Accounting for nonlinearity changes this conclusion. Fig. 1 shows scatter plots of log(T) (upper, blue scatter plot) and log(Mo) (lower, red scatter plot) against BMI in kg/m2 with linear regression lines and nonparametric (smoothing) regression curves superimposed on the data so that departures from linearity can be seen easily. (The data are for men aged 18–55 from the National Health and Nutrition Examination Survey (NHANES) for 2011–2016.) Although the nonparametric regression curves are close to the linear regression lines for BMI between 25 and 35, deviations from linearity occur at relatively high and low values of BMI. These nonlinearities allow the mean squared error (MSE) of log(T) values predicted from BMI using the regression line to be reduced by including log(Mo) as an additional predictor. (Subtracting a multiple of log(Mo) from the linearly predicted value of log(T) reduces the MSE caused by the departures from linearity.) A significant regression coefficient for log(Mo) arises because including log(Mo) as a predictor of log(T) reduces the prediction error due to model misspecification. It does not provide evidence about whether reducing Mo would increase T. (Analogously, if Y = Z 2 and X = Z 0.5, where Z is uniformly distributed between 0 and 2, then a multiple linear regression model for predicting Y from both X and Z has a lower prediction error (MSE) than one for predicting Y from Z alone, even though only Z and not X determines the value of Y.) Restricting the range of BMI values considered to the interval from 25 to 35, where the linear and nonparametric regression models nearly coincide, makes log(Mo) no longer a significant predictor of log(T) in the linear multiple regression model, suggesting that fully controlling for confounding by BMI eliminates the association between log(Mo) and log(T). A significant regression coefficient that does not reflect a causal relationship, or that is eliminated by fully controlling for confounding, does not provide a sound basis for causal inference for hazard identification.

Fig. 1.

Fig. 1

Linear and nonlinear (smoothing) regressions for log(T) and log(Mo) as functions of BMI. The nonlinear curves are fit to the data using locally weighted scatterplot smoothing (LOWESS).

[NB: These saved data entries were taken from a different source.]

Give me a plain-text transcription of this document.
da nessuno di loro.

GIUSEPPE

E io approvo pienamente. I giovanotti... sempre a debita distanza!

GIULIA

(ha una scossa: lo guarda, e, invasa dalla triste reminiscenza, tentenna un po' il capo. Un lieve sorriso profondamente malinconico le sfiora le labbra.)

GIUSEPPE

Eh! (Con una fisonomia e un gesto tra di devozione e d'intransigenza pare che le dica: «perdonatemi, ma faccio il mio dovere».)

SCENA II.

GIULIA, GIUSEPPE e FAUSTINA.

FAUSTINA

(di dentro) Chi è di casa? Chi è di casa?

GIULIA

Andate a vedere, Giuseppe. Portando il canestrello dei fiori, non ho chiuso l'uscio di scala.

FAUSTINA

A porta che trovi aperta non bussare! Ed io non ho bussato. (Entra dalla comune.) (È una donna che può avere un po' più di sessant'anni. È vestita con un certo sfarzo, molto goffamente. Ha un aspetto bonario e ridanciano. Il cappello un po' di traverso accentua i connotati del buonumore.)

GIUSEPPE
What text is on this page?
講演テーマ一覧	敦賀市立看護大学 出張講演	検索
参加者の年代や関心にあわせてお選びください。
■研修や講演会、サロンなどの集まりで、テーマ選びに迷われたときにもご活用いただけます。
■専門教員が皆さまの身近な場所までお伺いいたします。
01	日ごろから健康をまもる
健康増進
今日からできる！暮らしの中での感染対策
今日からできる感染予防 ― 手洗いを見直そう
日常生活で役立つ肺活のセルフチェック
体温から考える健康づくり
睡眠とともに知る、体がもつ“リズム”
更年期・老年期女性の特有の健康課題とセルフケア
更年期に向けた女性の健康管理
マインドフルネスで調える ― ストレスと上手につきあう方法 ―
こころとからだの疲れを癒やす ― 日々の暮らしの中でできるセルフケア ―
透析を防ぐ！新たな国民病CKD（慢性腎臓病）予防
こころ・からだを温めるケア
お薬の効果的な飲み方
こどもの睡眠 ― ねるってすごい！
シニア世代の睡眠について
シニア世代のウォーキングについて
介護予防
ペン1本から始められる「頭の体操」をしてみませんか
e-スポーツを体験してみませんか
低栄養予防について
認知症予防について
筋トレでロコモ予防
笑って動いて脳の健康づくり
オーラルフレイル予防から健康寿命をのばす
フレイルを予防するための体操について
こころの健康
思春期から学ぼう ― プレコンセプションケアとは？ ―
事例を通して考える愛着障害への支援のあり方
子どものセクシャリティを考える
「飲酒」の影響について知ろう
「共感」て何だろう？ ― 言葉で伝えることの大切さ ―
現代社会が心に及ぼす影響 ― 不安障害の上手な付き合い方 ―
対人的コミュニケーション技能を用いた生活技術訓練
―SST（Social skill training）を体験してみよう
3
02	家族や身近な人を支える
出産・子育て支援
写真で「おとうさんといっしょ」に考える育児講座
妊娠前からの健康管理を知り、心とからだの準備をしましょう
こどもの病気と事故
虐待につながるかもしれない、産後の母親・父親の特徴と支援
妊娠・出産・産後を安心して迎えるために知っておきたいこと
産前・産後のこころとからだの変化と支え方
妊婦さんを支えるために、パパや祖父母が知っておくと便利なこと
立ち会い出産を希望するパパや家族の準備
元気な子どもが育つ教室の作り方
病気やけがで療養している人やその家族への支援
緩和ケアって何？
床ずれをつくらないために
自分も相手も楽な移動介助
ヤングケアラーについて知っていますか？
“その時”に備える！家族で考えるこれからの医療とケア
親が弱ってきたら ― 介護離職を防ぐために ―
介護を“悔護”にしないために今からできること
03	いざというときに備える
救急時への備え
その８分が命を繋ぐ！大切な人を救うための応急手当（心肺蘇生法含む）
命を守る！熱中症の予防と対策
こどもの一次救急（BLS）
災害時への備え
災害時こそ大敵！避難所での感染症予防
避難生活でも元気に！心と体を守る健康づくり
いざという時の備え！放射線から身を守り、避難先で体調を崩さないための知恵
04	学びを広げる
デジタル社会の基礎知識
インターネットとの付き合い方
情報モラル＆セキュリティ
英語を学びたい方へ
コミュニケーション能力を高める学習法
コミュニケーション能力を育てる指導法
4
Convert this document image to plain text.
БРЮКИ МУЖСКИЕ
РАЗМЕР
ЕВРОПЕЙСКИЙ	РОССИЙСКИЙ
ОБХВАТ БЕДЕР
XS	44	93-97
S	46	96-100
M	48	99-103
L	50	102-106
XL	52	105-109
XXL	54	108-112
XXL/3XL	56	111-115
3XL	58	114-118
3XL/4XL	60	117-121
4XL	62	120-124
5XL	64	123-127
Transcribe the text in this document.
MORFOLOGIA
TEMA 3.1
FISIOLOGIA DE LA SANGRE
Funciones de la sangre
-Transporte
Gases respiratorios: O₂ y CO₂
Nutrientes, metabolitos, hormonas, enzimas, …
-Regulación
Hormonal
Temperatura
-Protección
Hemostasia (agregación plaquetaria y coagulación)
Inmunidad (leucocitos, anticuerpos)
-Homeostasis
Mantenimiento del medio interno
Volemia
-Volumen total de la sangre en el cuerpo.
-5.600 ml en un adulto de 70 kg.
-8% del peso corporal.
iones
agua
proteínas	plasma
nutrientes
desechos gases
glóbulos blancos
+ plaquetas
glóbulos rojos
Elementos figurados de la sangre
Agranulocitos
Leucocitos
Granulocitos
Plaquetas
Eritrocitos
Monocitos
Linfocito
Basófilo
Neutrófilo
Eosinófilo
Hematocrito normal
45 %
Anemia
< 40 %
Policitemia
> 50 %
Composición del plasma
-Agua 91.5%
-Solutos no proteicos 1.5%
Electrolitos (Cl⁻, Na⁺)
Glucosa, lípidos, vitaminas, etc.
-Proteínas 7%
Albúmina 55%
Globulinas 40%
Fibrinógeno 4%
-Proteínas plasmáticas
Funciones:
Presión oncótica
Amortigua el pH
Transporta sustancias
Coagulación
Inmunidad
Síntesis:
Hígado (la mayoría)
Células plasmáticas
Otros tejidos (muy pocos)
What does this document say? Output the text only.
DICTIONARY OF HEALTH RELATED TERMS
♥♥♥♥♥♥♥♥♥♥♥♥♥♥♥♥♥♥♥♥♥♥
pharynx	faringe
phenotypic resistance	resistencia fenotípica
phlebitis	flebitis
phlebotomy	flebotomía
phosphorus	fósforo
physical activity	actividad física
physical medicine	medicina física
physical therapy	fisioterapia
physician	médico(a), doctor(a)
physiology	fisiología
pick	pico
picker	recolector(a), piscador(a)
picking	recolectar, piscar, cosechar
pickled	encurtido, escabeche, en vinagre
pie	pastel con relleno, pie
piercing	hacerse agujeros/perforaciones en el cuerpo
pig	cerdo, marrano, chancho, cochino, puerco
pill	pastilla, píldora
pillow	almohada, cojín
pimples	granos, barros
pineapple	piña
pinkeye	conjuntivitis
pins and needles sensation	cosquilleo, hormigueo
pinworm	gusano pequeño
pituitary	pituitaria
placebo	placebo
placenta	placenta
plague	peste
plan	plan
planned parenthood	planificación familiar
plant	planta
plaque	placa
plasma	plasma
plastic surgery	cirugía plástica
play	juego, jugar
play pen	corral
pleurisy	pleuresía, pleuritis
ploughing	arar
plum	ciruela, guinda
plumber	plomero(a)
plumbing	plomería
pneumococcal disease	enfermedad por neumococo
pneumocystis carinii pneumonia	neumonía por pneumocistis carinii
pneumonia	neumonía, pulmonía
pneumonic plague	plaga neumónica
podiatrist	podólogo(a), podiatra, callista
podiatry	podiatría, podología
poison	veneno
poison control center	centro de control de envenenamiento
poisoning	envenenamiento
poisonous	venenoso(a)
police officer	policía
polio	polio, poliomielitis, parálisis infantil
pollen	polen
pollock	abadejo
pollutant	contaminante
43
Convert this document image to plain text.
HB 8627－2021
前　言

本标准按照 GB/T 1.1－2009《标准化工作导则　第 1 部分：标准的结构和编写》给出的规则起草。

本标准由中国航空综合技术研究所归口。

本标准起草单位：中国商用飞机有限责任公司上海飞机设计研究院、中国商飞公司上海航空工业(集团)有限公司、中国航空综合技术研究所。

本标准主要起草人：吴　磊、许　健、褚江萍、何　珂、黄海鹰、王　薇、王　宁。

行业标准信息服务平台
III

In summary, analyzing data with regression models that do not perfectly describe the data-generating process can lead to statistically significant regression coefficients even in the absence of any causal relationship. Much as a significant regression coefficient for exposure can simply indicate that including exposure reduces prediction errors due to measurement errors, it may also indicate that including exposure reduces prediction errors due to model misspecification. Neither has any necessary implications for hazard identification.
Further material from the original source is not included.